Chegado ao palacio do rei disse que lhe queria fallar e entregou-lhe a bolsa das moedas e o rei ordenou logo que o metessem na capoeira das gallinhas e que o tractassem muito bem. O borrachudo, logo que alli se viu, começou a cantar:

— «Qui qui ri qui,
Minha bolsa de moedas
Quero para aqui.»

E como vissem que lh’a não levavam, lançou a raposa que tinha comido, e ella comeu as gallinhas todas.

Foram dar parte a el-rei do succedido e elle ordenou que mettessem o borrachudo dentro da copeira.

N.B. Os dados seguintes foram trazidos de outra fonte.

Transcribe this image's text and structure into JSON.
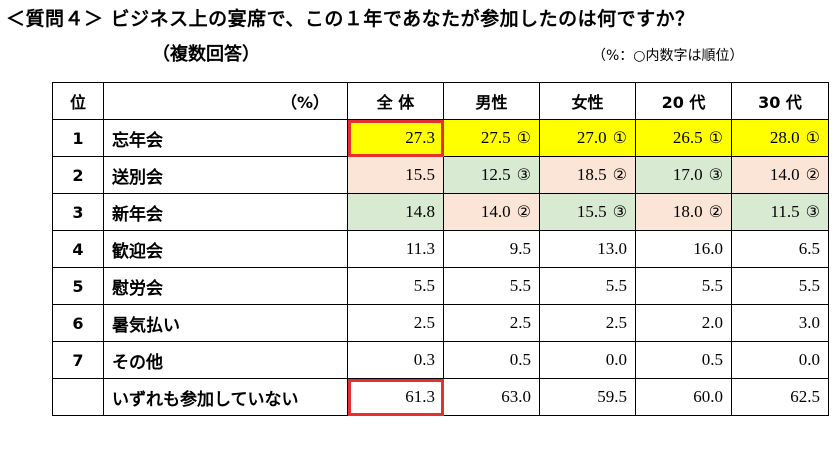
{
  "title": "＜質問４＞ ビジネス上の宴席で、この１年であなたが参加したのは何ですか？",
  "subtitle": "（複数回答）",
  "note": "（%：○内数字は順位）",
  "header": {
    "rank": "位",
    "item": "（%）",
    "cols": [
      "全 体",
      "男性",
      "女性",
      "20 代",
      "30 代"
    ]
  },
  "rows": [
    {
      "rank": "1",
      "label": "忘年会",
      "cells": [
        {
          "v": "27.3",
          "r": "",
          "bg": "yellow"
        },
        {
          "v": "27.5",
          "r": "①",
          "bg": "yellow"
        },
        {
          "v": "27.0",
          "r": "①",
          "bg": "yellow"
        },
        {
          "v": "26.5",
          "r": "①",
          "bg": "yellow"
        },
        {
          "v": "28.0",
          "r": "①",
          "bg": "yellow"
        }
      ]
    },
    {
      "rank": "2",
      "label": "送別会",
      "cells": [
        {
          "v": "15.5",
          "r": "",
          "bg": "pink"
        },
        {
          "v": "12.5",
          "r": "③",
          "bg": "green"
        },
        {
          "v": "18.5",
          "r": "②",
          "bg": "pink"
        },
        {
          "v": "17.0",
          "r": "③",
          "bg": "green"
        },
        {
          "v": "14.0",
          "r": "②",
          "bg": "pink"
        }
      ]
    },
    {
      "rank": "3",
      "label": "新年会",
      "cells": [
        {
          "v": "14.8",
          "r": "",
          "bg": "green"
        },
        {
          "v": "14.0",
          "r": "②",
          "bg": "pink"
        },
        {
          "v": "15.5",
          "r": "③",
          "bg": "green"
        },
        {
          "v": "18.0",
          "r": "②",
          "bg": "pink"
        },
        {
          "v": "11.5",
          "r": "③",
          "bg": "green"
        }
      ]
    },
    {
      "rank": "4",
      "label": "歓迎会",
      "cells": [
        {
          "v": "11.3",
          "r": "",
          "bg": ""
        },
        {
          "v": "9.5",
          "r": "",
          "bg": ""
        },
        {
          "v": "13.0",
          "r": "",
          "bg": ""
        },
        {
          "v": "16.0",
          "r": "",
          "bg": ""
        },
        {
          "v": "6.5",
          "r": "",
          "bg": ""
        }
      ]
    },
    {
      "rank": "5",
      "label": "慰労会",
      "cells": [
        {
          "v": "5.5",
          "r": "",
          "bg": ""
        },
        {
          "v": "5.5",
          "r": "",
          "bg": ""
        },
        {
          "v": "5.5",
          "r": "",
          "bg": ""
        },
        {
          "v": "5.5",
          "r": "",
          "bg": ""
        },
        {
          "v": "5.5",
          "r": "",
          "bg": ""
        }
      ]
    },
    {
      "rank": "6",
      "label": "暑気払い",
      "cells": [
        {
          "v": "2.5",
          "r": "",
          "bg": ""
        },
        {
          "v": "2.5",
          "r": "",
          "bg": ""
        },
        {
          "v": "2.5",
          "r": "",
          "bg": ""
        },
        {
          "v": "2.0",
          "r": "",
          "bg": ""
        },
        {
          "v": "3.0",
          "r": "",
          "bg": ""
        }
      ]
    },
    {
      "rank": "7",
      "label": "その他",
      "cells": [
        {
          "v": "0.3",
          "r": "",
          "bg": ""
        },
        {
          "v": "0.5",
          "r": "",
          "bg": ""
        },
        {
          "v": "0.0",
          "r": "",
          "bg": ""
        },
        {
          "v": "0.5",
          "r": "",
          "bg": ""
        },
        {
          "v": "0.0",
          "r": "",
          "bg": ""
        }
      ]
    },
    {
      "rank": "",
      "label": "いずれも参加していない",
      "cells": [
        {
          "v": "61.3",
          "r": "",
          "bg": ""
        },
        {
          "v": "63.0",
          "r": "",
          "bg": ""
        },
        {
          "v": "59.5",
          "r": "",
          "bg": ""
        },
        {
          "v": "60.0",
          "r": "",
          "bg": ""
        },
        {
          "v": "62.5",
          "r": "",
          "bg": ""
        }
      ]
    }
  ],
  "highlight_color": "#e53030",
  "highlighted_cells": [
    "忘年会/全 体",
    "いずれも参加していない/全 体"
  ]
}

Compriram-se as ordens, mas o borrachudo continuou sempre a cantar:

— «Qui qui ri qui, etc.»

Depois como lhe não levassem o dinheiro, lançou o pinheiro e os copos da copeira foram todos quebrados.

Então o rei ordenou que mettessem o borrachudo na cavallariça, e elle sempre cantando:

— «Qui qui ri qui, etc.

Lançou fora o lobo e o lobo comeu os cavallos.

O rei mandou então que o mettessem no pote do azeite, mas elle lançou lá a coruja e ella bebeu o azeite.

Então o rei, não sabendo já o que havia de fazer, mandou que aquecessem o forno e que metessem lá o borrachudo; mas elle, mesmo dentro do forno começou a gritar:

— «Qui qui ri qui, etc.»

E foi lançando o rio que tinha bebido e já o palacio do rei estava quasi a afundar-se quando o rei ordenou que fossem levar a bolsa de moedas ao borrachudo e o mandassem embora, antes que elle lançasse o rio todo.

E lá se foi embora outra vez o borrachudo com a bolsa de moedas no bico.